Splints with or without wrist immobilization can be used during the rehabilitation of flexor tendon lesions of the hand. The evidence base for these techniques has not previously been studied in a systematic review. We sought to thoroughly review patient-reported functional outcomes and pain to compare splinting with or without wrist immobilization. Five bibliographic databases were searched. Studies were considered for inclusion if they were randomized controlled trials or observational comparative studies reporting the difference in outcome among patients treated with or without wrist immobilization. No limits were set on publication date or language. Study selection was performed independently by two authors, and disagreements were resolved by consensus. The review protocol was preregistered in PROSPERO. There were no randomized controlled trials.
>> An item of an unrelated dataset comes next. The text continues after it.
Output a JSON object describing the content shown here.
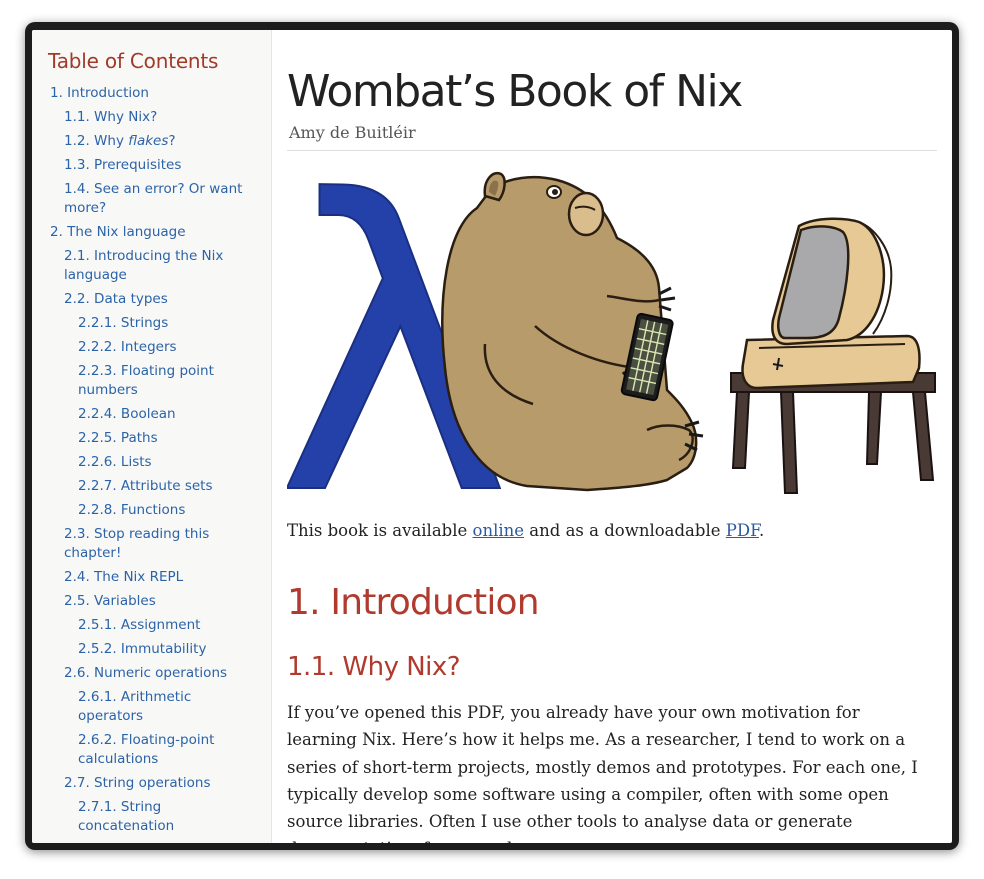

No studies could be included based on our inclusion criteria. We decided to qualitatively summarize the most relevant studies although they did not meet our inclusion criteria. This resulted in a narrative review of the studies we found relevant. Based on the current literature, it is impossible to provide evidence-based recommendations for or against wrist immobilization during the rehabilitation period following flexor tendon repair. The lack of high-quality evidence points to a need for randomized clinical trials to guide rehabilitation decisions.

摘要

在手部屈肌腱损伤的康复过程中,可以使用带或不带手腕固定的夹板。此前尚未通过系统评价对这些技术的证据基础进行研究。我们试图全面回顾患者报告的功能结局和疼痛情况,以比较带或不带手腕固定的夹板疗法。检索了五个文献数据库。如果研究是随机对照试验或观察性比较研究,报告了接受或未接受手腕固定治疗的患者之间的结局差异,则考虑纳入。对发表日期或语言没有限制。由两位作者独立进行研究选择,分歧通过协商解决。该综述方案已在国际前瞻性系统评价注册库(PROSPERO)中预先注册。没有随机对照试验。根据我们的纳入标准,没有研究可以纳入。尽管这些研究不符合我们的纳入标准,我们还是决定对最相关的研究进行定性总结。这导致了对我们认为相关的研究的叙述性综述。根据当前文献,无法为屈肌腱修复后的康复期是否采用手腕固定提供循证建议。高质量证据的缺乏表明需要进行随机临床试验来指导康复决策。